Climatic records, of course, contain variations that are due to several causative factors, such as variations in incoming solar radiation and changes in atmospheric transparency. Climatic records, at least those that are in their original form, are normally complex mixtures of both apparent and real variations. It is obvious that the apparent variations should be detected and eliminated before proceeding too far in the detection of real climate variations and their causes.

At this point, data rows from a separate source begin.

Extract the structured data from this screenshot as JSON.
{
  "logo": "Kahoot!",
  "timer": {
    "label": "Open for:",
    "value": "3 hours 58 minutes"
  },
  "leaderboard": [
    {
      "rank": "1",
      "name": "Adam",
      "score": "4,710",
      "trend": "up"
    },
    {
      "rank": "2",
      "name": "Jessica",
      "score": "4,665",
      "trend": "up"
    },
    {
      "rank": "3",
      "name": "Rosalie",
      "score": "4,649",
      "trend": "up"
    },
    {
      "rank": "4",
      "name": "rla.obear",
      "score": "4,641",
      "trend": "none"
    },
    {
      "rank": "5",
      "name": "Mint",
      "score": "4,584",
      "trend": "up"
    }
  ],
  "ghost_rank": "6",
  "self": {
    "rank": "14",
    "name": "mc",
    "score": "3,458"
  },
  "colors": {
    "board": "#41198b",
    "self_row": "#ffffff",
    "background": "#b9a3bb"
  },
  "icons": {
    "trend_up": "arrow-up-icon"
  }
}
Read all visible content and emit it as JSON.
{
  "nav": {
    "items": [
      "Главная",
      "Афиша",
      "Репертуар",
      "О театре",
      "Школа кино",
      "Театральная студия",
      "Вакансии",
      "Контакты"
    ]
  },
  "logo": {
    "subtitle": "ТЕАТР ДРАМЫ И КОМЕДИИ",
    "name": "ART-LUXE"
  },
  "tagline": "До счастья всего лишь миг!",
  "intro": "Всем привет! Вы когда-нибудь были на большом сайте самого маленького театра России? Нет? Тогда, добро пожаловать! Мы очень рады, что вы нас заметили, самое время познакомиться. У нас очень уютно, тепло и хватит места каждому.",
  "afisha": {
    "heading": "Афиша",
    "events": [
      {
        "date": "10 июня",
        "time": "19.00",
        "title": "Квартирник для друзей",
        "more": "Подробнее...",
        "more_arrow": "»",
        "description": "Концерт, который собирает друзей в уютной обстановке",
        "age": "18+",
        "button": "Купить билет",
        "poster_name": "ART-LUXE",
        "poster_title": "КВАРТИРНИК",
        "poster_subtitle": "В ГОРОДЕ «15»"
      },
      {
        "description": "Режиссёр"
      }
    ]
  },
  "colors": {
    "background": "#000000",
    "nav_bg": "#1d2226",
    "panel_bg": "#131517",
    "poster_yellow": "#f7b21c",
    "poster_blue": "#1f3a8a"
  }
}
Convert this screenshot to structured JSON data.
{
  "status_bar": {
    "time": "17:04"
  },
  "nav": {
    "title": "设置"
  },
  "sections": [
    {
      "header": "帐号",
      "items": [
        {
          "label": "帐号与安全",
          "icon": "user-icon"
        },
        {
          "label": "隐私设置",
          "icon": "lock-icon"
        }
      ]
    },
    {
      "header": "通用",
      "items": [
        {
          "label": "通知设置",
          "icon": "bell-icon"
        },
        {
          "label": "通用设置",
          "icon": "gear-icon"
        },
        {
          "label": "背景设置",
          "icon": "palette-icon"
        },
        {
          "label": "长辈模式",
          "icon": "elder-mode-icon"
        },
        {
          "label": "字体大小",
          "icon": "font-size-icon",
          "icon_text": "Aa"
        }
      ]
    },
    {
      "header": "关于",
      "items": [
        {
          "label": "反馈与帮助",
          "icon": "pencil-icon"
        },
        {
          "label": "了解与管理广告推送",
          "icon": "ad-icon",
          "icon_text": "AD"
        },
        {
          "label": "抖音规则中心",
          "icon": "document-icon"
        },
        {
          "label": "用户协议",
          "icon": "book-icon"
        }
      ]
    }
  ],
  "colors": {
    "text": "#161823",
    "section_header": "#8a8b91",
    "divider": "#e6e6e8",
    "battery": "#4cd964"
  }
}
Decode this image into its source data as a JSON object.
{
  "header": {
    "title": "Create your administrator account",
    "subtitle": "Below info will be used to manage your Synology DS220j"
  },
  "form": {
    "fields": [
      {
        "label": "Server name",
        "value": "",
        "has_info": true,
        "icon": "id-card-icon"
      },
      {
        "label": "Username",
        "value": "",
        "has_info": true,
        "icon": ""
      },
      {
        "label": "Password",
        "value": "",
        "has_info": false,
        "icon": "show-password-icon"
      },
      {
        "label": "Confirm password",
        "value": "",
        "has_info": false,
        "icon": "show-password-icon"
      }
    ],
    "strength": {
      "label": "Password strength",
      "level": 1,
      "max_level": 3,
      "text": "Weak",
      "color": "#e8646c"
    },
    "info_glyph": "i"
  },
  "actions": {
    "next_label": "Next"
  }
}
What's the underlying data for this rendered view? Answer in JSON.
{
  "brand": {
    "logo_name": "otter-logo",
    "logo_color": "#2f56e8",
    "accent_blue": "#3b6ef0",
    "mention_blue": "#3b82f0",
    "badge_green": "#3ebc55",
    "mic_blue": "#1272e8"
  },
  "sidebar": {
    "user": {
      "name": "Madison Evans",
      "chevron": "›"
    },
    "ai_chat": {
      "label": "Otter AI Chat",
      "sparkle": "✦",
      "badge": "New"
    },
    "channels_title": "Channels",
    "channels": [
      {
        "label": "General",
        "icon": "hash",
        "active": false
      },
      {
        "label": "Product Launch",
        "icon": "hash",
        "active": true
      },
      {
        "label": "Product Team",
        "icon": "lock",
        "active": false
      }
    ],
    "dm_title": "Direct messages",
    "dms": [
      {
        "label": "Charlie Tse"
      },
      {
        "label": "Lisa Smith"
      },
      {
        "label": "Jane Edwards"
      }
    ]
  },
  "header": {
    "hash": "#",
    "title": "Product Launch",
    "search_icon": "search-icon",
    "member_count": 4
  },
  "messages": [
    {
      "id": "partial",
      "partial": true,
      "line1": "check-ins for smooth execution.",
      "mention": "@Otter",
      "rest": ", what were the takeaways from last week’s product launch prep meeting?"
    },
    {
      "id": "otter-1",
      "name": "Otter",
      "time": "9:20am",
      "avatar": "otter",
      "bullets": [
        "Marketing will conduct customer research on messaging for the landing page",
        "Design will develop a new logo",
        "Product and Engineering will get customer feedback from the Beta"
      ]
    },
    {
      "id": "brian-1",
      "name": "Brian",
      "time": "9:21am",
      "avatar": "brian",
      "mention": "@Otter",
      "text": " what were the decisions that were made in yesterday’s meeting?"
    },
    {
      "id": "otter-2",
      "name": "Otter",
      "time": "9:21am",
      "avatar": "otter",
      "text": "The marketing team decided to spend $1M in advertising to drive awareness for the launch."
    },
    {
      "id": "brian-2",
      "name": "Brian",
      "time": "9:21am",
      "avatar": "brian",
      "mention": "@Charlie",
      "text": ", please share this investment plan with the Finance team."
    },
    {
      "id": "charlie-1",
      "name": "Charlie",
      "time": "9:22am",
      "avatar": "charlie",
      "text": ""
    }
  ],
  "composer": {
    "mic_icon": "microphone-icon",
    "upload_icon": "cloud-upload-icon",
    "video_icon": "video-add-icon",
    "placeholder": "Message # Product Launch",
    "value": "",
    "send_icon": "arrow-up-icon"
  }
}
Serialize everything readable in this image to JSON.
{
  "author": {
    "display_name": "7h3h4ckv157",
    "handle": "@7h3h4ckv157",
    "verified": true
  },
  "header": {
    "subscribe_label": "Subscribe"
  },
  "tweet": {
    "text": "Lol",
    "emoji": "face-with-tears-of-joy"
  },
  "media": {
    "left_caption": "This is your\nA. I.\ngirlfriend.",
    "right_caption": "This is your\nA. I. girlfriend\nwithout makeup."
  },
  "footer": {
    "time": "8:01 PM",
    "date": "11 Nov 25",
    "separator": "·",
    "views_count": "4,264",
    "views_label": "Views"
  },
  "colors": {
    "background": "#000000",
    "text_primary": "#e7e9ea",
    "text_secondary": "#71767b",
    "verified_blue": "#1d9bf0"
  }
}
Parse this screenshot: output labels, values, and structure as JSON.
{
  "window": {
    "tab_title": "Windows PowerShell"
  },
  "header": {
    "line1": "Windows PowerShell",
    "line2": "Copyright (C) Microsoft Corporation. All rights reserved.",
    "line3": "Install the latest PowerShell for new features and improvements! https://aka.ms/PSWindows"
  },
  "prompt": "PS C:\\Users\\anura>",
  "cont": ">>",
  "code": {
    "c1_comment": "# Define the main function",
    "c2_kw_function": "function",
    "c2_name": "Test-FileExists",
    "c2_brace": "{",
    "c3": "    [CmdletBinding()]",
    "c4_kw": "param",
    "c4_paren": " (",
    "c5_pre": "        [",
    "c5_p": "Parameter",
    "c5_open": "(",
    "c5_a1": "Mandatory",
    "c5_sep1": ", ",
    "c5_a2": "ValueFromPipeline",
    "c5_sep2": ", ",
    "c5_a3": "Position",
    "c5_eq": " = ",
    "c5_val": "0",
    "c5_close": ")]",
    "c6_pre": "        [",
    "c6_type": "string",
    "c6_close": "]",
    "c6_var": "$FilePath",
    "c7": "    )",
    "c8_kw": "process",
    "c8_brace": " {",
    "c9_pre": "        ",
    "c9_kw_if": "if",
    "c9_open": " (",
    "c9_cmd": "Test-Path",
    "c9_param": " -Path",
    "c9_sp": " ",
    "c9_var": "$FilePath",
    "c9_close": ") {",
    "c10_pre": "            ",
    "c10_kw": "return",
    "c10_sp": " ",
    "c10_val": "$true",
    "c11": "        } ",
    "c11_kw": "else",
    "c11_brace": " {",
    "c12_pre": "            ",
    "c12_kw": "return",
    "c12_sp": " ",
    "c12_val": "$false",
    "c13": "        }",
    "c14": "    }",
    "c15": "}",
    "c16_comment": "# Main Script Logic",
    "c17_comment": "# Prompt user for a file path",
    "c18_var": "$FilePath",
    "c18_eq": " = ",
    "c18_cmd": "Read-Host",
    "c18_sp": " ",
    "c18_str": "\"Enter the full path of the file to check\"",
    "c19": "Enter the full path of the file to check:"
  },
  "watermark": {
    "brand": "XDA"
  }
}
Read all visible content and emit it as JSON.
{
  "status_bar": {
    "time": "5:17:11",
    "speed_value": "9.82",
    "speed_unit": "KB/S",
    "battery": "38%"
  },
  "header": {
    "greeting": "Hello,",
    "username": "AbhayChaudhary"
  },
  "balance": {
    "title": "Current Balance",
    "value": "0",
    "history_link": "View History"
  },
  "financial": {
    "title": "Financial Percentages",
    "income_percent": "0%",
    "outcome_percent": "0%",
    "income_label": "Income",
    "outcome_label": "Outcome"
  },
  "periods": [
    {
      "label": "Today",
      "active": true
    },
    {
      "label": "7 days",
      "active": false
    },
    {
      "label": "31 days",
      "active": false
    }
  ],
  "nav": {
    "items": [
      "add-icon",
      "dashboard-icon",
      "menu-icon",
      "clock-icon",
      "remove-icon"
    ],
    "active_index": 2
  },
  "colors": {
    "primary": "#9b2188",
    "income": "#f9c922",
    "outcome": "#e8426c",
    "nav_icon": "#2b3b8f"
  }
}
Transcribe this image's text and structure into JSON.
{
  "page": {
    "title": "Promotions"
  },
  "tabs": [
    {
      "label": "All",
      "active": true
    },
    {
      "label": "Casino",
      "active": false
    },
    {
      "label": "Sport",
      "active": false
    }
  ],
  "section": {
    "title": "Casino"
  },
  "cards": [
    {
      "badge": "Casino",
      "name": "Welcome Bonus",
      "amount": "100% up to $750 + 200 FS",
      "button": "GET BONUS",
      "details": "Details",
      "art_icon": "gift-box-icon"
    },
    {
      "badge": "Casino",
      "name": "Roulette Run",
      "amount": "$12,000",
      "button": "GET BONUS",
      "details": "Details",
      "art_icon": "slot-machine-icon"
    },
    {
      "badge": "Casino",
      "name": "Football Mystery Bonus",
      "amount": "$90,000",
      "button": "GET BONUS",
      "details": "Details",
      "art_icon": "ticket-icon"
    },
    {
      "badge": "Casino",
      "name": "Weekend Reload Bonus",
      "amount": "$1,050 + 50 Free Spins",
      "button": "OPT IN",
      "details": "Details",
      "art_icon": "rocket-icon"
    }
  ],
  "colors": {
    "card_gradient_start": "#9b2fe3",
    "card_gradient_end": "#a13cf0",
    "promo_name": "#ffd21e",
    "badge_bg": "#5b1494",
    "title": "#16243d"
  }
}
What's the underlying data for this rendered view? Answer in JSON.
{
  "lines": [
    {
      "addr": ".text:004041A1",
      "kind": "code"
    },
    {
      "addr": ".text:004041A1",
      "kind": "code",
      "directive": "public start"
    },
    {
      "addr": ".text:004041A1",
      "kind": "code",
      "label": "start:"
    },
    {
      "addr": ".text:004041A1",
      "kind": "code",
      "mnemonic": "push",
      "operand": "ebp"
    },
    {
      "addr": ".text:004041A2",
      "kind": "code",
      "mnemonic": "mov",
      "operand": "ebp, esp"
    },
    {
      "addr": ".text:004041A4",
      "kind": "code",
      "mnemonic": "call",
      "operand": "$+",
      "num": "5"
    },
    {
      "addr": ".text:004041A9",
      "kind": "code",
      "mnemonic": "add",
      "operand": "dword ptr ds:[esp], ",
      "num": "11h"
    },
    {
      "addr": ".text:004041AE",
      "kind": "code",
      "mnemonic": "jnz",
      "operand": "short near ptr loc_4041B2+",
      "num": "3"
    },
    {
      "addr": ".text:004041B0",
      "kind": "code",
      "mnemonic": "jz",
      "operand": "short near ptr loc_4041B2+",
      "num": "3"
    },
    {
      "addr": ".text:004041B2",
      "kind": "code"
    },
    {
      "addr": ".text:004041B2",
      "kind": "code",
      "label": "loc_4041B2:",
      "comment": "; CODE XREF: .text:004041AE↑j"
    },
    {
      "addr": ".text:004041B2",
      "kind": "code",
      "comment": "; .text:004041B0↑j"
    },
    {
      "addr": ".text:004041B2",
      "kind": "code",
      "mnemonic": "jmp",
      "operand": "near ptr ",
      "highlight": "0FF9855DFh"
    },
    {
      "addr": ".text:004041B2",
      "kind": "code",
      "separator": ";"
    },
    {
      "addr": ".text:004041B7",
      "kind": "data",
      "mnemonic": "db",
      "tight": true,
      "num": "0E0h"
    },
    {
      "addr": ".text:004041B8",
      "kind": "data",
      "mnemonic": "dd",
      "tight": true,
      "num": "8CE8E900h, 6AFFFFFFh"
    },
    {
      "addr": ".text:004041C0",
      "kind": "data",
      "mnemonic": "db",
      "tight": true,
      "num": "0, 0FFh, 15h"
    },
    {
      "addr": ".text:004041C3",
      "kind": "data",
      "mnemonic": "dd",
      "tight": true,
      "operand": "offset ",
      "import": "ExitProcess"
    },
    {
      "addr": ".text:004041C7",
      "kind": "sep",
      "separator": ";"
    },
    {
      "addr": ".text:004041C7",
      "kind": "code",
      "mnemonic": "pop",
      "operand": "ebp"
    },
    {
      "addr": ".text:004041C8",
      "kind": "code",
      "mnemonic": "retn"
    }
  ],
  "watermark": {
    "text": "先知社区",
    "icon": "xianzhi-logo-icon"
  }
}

Long and homogeneous climate series are in key roles in climate change studies, and special care is required when changing instrumentation or automating these series. An overlap between the old and new systems is necessary, at least one year. The longer the climate series the more stringent its requirements regarding homogeneity should be. Climate is most probably changing, but can we observe it in a reliable way, because changes in observing networks may have larger effects on climate!

The Second Report on the Adequacy of the Global Observing Systems for Climate provides a recent assessment of the adequacy of current climatological observing systems, particularly to meet the needs of the UN Framework Convention on Climate Change. GCOS Observation Panels (AOPC, GOOS, GTOS) are continuously working with improving the station networks for climate change. The series of GCOS Regional Workshops have also been useful in identifying the problems.

In order to avoid duplication and optimizing resources CCl should cooperate with CBS and GCOS panels, especially AOPC, to maintain requirements for

- observational networks,

- data and metadata required, and with regards to the variables to be measured

- spatial resolution, frequency, accuracy and precision of measurements, as well as assessing shortcomings in the network implementation on a regional basis.

The creation of the GCOS Surface and Upper-air Networks is in a major role in maintaining the basic networks for climate purposes. Reference Climatological Stations (RCS) would act as reserve stations, and the present RCS catalogue should also be checked and updated.

Finally, the GCOS Climate Monitoring Principles must be adhered to when planning, developing and operating all observing systems relevant to climate change, including both in situ and satellite-based systems. These Principles have also been adopted by the UN Framework Convention on Climate Change.